‘Break Out’ of comfortable sub-genres

breakoutBreak Out by Nina Croft
St. Martin’s Press: September 30th, 2014 (Paranormal Romance / Space Opera)

My rating: The view was nice, but the food was bad (2/5)*

Break Out is a mash-up of paranormal (vampires), space opera (futuristic spaceships and travel), and thieving adventure (okay, I made that one up) sub-genres. A pretty odd mix, it works if you’re willing to roll with it. And if you’re not looking for anything serious or deep.

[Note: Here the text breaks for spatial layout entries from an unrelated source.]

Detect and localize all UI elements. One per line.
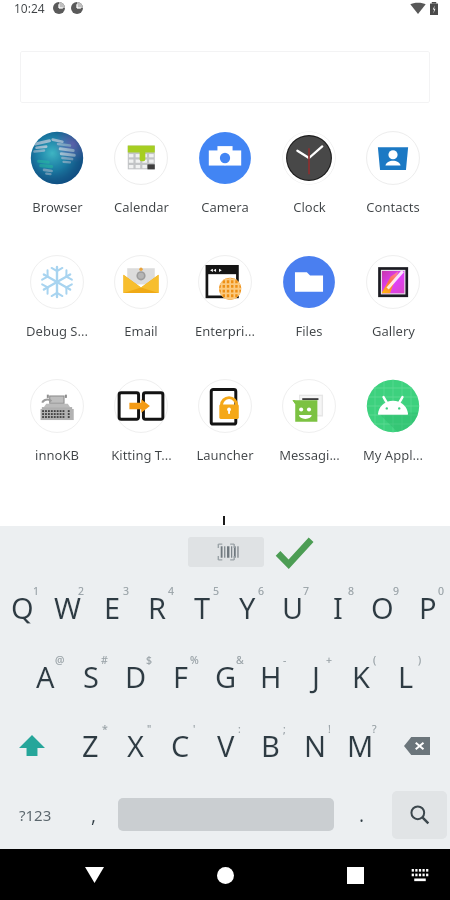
- staticText: Gallery: [372, 322, 415, 340]
- button[interactable]: innoKB: [15, 379, 99, 503]
- button[interactable]: ?123: [0, 780, 70, 849]
- button[interactable]: Debug S...: [15, 255, 99, 379]
- staticText: B: [261, 726, 280, 765]
- button[interactable]: Launcher: [183, 379, 267, 503]
- staticText: 7: [303, 584, 310, 598]
- staticText: Email: [124, 322, 158, 340]
- button[interactable]: Messagi...: [267, 379, 351, 503]
- button[interactable]: Files: [267, 255, 351, 379]
- staticText: 2: [78, 584, 85, 598]
- staticText: C: [171, 726, 190, 765]
- staticText: 3: [123, 584, 130, 598]
- staticText: My Appl...: [363, 446, 423, 464]
- staticText: 10:24: [14, 0, 45, 16]
- button[interactable]: Q: [0, 573, 45, 642]
- button[interactable]: Enterpri...: [183, 255, 267, 379]
- button[interactable]: Email: [99, 255, 183, 379]
- staticText: ": [147, 722, 152, 736]
- staticText: N: [304, 726, 327, 765]
- staticText: L: [398, 657, 414, 696]
- button[interactable]: O: [360, 573, 405, 642]
- button[interactable]: Search: [388, 780, 450, 849]
- staticText: Browser: [32, 198, 83, 216]
- staticText: S: [83, 657, 99, 696]
- button[interactable]: C: [158, 711, 203, 780]
- button[interactable]: Contacts: [351, 131, 435, 255]
- button[interactable]: Calendar: [99, 131, 183, 255]
- button[interactable]: E: [90, 573, 135, 642]
- staticText: &: [236, 653, 244, 667]
- staticText: Enterpri...: [195, 322, 255, 340]
- staticText: G: [215, 657, 237, 696]
- button[interactable]: Space: [117, 780, 335, 849]
- button[interactable]: I: [315, 573, 360, 642]
- staticText: !: [328, 722, 331, 736]
- staticText: Contacts: [366, 198, 420, 216]
- staticText: F: [173, 657, 189, 696]
- staticText: A: [36, 657, 55, 696]
- staticText: K: [352, 657, 370, 696]
- button[interactable]: J: [293, 642, 338, 711]
- staticText: 6: [258, 584, 265, 598]
- button[interactable]: Camera: [183, 131, 267, 255]
- button[interactable]: Z: [68, 711, 113, 780]
- button[interactable]: M: [338, 711, 383, 780]
- button[interactable]: S: [68, 642, 113, 711]
- button[interactable]: W: [45, 573, 90, 642]
- button[interactable]: Backspace: [383, 711, 450, 780]
- button[interactable]: Clock: [267, 131, 351, 255]
- button[interactable]: Home: [205, 855, 245, 895]
- button[interactable]: Switch keyboard: [400, 855, 440, 895]
- staticText: $: [146, 653, 153, 667]
- button[interactable]: My Appl...: [351, 379, 435, 503]
- button[interactable]: Comma: [70, 780, 117, 849]
- button[interactable]: Shift: [0, 711, 63, 780]
- button[interactable]: K: [338, 642, 383, 711]
- button[interactable]: Gallery: [351, 255, 435, 379]
- button[interactable]: B: [248, 711, 293, 780]
- staticText: 4: [168, 584, 175, 598]
- staticText: Debug S...: [26, 322, 88, 340]
- staticText: %: [190, 653, 199, 667]
- button[interactable]: X: [113, 711, 158, 780]
- staticText: Q: [11, 588, 34, 627]
- staticText: Messagi...: [279, 446, 340, 464]
- button[interactable]: T: [180, 573, 225, 642]
- staticText: ;: [283, 722, 286, 736]
- staticText: innoKB: [35, 446, 79, 464]
- button[interactable]: A: [23, 642, 68, 711]
- button[interactable]: Confirm: [275, 533, 313, 571]
- button[interactable]: Recents: [335, 855, 375, 895]
- button[interactable]: U: [270, 573, 315, 642]
- button[interactable]: D: [113, 642, 158, 711]
- staticText: W: [54, 588, 81, 627]
- button[interactable]: Browser: [15, 131, 99, 255]
- staticText: R: [148, 588, 167, 627]
- button[interactable]: Period: [335, 780, 388, 849]
- button[interactable]: L: [383, 642, 428, 711]
- staticText: ,: [91, 802, 97, 828]
- button[interactable]: P: [405, 573, 450, 642]
- button[interactable]: Y: [225, 573, 270, 642]
- staticText: E: [104, 588, 121, 627]
- staticText: I: [333, 588, 343, 627]
- button[interactable]: Scan barcode: [188, 537, 264, 567]
- button[interactable]: Back: [74, 855, 114, 895]
- staticText: .: [359, 802, 365, 828]
- staticText: (: [373, 653, 377, 667]
- button[interactable]: V: [203, 711, 248, 780]
- staticText: Kitting T...: [111, 446, 172, 464]
- button[interactable]: G: [203, 642, 248, 711]
- button[interactable]: N: [293, 711, 338, 780]
- button[interactable]: F: [158, 642, 203, 711]
- staticText: ': [193, 722, 196, 736]
- staticText: @: [55, 653, 65, 667]
- button[interactable]: Kitting T...: [99, 379, 183, 503]
- staticText: Z: [82, 726, 99, 765]
- button[interactable]: R: [135, 573, 180, 642]
- button[interactable]: H: [248, 642, 293, 711]
- staticText: ): [418, 653, 422, 667]
- staticText: ?123: [19, 805, 52, 825]
- staticText: ?: [372, 722, 377, 736]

Rico, millennia-old vampire and owner of a pirate spaceship (but not captain, he leaves that to his compatriot), womanizer and reprobate, is intrigued when Skylar Rossaria, dressed up to appeal to his womanizing inclination, offers him and his crew a vast reward for breaking her younger brother out of the highest-security high security prison in the universe. In reality, she’s a young officer in the intelligence corps of the powerful Collective, a group of people who have been able to afford the “Meridian” treatment, which makes mortals immortal. While suspecting her story, Rico agrees to take on her job, and the plot revolves around their mutual attraction (and Skylar’s resistance to it – she is, after all, deceiving him and on a mission to boot) and the crew’s plans and efforts to complete the job.

Mostly, this book is a romance set in a really weird future where Earth has vanished, but some vampires have decided to continue to live forever, off-planet. Where genetically modified humans are common, but not accepted, and where human immortality can be bought for an immense price.

The plot developed logically, if conveniently. In a more serious book, this would have bothered me – that some circumstances are seemingly set up just to continue the storyline, to add tension to the romance, and to draw the plot to a close.

If you’re into romance novels, and you don’t mind strange, way-out-there settings, in which the plot is thin and convenient but not entirely unbelievable, you may like this one. I thought it was a fun, silly, quick, escapist read that combines romance and science fiction, for which I’m sometimes in the mood.

*Review e-copy provided by the publisher via NetGalley


Gabriel’s Ghost is about a condemned military starship captain, Chasidah Bergren, and a rogue pirate, Gabriel Sullivan, as they try to prevent a conspiracy to breed viscious monsters that could tear the Empire apart. I thought this one had a little more substance to it than Break Out, but it, too, mixes romance and space opera.

Warlord’s Daughter is a fast-paced, light-on-plot romance that takes place in futuristic and far-off universes. If you’re looking for a quick science fiction romance, this one might be for you. Break Out reminded me of this one for its focus on the romance.